ようやく浪岡伝道所のホームページを公開することができました。4ヶ月も準備した割には大した物がつくれなかったのですが、限られた範囲でのPRにも関わらず、ヒット数が順調に伸びており、感謝を深くしています。

さて、これを書いている今は東京にありますYMCA同盟オフィスにお邪魔しております。盛岡で行われた奥羽教区統一協会問題対策委員会の会合に続き、東京での原理問題対策全国連絡会に出席したついでに立ち寄ったのでありました。持参したノートパソコンの調子がいまひとつで、キーボードをひとつ借用して入力作業をさせていただいているのでした。目の前には浪岡伝道所の通信信徒第1号である横山由利亜さんがお仕事をされているという、わたしの日常からすれば非常にシュールな環境であります。

今回の統一協会問題連絡会は、来年2月に強行されようとしている合同結婚式への対策協議と、名古屋・岡山で相次いだ「青春を返せ」裁判における原告(脱会者)敗訴判決の総括を中心に進められました。ことに名古屋において8年もの歳月を投入して戦われた訴訟の請求棄却は、関係者に大きな衝撃を与えています。
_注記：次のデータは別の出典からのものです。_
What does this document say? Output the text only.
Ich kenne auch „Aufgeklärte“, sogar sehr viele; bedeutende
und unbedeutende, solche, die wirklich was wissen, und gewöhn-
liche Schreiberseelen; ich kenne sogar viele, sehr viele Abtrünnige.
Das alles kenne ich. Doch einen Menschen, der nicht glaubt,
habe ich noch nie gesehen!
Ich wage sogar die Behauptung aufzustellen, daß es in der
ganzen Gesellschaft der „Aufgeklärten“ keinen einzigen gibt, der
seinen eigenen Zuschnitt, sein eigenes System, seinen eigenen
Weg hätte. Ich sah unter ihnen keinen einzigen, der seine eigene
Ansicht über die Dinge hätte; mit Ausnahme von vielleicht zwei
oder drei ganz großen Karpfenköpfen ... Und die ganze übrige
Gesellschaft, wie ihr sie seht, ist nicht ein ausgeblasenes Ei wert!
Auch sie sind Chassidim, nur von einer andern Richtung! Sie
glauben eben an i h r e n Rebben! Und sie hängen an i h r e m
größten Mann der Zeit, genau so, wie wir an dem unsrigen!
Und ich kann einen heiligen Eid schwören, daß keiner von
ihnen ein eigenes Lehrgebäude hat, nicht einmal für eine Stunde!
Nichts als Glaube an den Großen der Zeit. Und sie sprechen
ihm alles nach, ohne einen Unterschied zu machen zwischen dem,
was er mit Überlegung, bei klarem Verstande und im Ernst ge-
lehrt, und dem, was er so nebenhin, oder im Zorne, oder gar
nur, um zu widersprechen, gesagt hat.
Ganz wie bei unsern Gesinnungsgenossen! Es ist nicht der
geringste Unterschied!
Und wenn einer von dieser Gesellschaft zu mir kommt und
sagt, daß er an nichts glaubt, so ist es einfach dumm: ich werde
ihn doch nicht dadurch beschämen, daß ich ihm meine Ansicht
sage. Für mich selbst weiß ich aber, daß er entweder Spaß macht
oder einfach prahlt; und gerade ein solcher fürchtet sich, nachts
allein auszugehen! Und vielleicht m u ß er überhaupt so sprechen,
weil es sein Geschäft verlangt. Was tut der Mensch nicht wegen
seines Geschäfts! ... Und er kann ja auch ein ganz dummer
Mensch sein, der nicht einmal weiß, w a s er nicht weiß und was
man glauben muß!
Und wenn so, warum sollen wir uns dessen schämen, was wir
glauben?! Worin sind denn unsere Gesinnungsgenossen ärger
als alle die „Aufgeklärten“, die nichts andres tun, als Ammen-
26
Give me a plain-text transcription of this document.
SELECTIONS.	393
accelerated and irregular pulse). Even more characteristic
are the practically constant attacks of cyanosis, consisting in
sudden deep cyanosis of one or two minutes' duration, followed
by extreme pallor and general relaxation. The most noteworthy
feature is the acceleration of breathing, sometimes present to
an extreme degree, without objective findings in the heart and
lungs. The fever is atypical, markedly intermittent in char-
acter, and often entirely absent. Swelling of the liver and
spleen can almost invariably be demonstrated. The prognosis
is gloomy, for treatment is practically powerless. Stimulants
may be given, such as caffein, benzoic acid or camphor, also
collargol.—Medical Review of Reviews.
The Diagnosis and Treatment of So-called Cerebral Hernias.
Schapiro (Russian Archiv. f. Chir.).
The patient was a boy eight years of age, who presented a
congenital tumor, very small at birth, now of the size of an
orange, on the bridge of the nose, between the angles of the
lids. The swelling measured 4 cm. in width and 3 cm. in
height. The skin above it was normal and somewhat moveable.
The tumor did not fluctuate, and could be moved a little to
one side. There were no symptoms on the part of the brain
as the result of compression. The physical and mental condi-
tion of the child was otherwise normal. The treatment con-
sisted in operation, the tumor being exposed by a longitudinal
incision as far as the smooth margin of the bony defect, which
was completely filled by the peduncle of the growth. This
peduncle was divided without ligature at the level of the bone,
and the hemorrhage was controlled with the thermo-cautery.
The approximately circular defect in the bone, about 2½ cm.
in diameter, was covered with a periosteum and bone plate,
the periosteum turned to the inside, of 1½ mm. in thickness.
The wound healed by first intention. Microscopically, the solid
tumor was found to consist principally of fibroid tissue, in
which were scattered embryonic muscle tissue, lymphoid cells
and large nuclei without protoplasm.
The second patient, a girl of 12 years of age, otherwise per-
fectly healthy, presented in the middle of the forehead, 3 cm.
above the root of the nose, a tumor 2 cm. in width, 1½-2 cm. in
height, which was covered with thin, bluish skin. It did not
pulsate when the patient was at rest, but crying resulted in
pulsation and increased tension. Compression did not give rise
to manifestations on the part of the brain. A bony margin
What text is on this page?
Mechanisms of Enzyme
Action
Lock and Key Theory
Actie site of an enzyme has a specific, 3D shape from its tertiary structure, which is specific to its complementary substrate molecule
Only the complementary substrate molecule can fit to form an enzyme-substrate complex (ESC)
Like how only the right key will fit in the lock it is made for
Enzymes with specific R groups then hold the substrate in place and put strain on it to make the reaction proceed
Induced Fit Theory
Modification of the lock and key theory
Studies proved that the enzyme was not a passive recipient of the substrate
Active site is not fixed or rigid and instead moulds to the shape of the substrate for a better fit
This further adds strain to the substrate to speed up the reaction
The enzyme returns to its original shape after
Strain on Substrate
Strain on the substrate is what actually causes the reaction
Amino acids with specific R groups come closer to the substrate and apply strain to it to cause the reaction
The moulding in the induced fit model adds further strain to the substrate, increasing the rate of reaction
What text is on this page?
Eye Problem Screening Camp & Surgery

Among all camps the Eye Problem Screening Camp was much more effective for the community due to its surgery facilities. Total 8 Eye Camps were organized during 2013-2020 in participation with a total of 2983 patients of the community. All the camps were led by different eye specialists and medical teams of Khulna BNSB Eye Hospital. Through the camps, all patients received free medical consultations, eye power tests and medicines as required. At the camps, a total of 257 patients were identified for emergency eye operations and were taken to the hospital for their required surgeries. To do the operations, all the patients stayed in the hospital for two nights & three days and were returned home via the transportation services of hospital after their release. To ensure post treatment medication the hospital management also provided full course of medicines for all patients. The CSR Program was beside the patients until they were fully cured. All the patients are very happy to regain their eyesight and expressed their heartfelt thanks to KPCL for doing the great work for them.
「青春を返せ」裁判は、組織の正体や重大な献金義務を隠したままの勧誘活動が違法であり、死後の世界の恐怖を煽って違法な活動に追いたてる信徒教育は人権侵害である、ということを立証するための訴訟です。原告はただちに控訴しましたが、原告側の弁護士にさえも「宗教は本来的に教祖の命令に服従する集団を形成する」という認識が見られる現状で、人間の自由意思の定義を根本的に問いなおす「マインドコントロール」概念に対する判断を求めるのは困難であった、との反省がなされています。この問題に携わる人々にとっては明らかな実態であっても、それを法的に位置付けることには様々な困難がつきまとうことを再認識させられたのでした。

また、脱会者の証言を伺う時間もありました。あの手この手で献金を迫る統一協会に翻弄されて13年も搾取されてきたその脱会者は、入信から脱会に至るまでの経緯を詳細に語ってくださいました。年を追うごとにカネ集めが露骨になる内部の様子に、わたし自身も体験したあの焦りと恐怖が濃度を増してメンバーを覆って行く様子が生々しく証言されたのでした。

しかし同時に、その日本基督教団に原理問題全国連絡会が設置されて以来の歴史とほとんど重なっている点が、参加者から指摘されました。献金要求が次第に強引さを増す背景には、日本基督教団の連絡会を含む様々な人々による反対活動の成果が反映されているとも言えるのです。近頃メンバーの救出が特に困難さを増している現状が幾度も指摘されていましたが、それも統一協会の末期が近づいているからこその現象であることに深い慰めを与えられた思いです。

文鮮明教祖の長男と結婚させられていた女性が脱会し、また文教祖の実の娘が家族の実態を告発するインタビューに応じています。主要な地位を占めていた幹部クラスのメンバーも次々に脱会し、あるいは分派を形成し始めています。事態はますます混迷を深めることが予想されますが、それも夜明け前の最後の暗黒なのだ、との印象を強く持ったのでありました。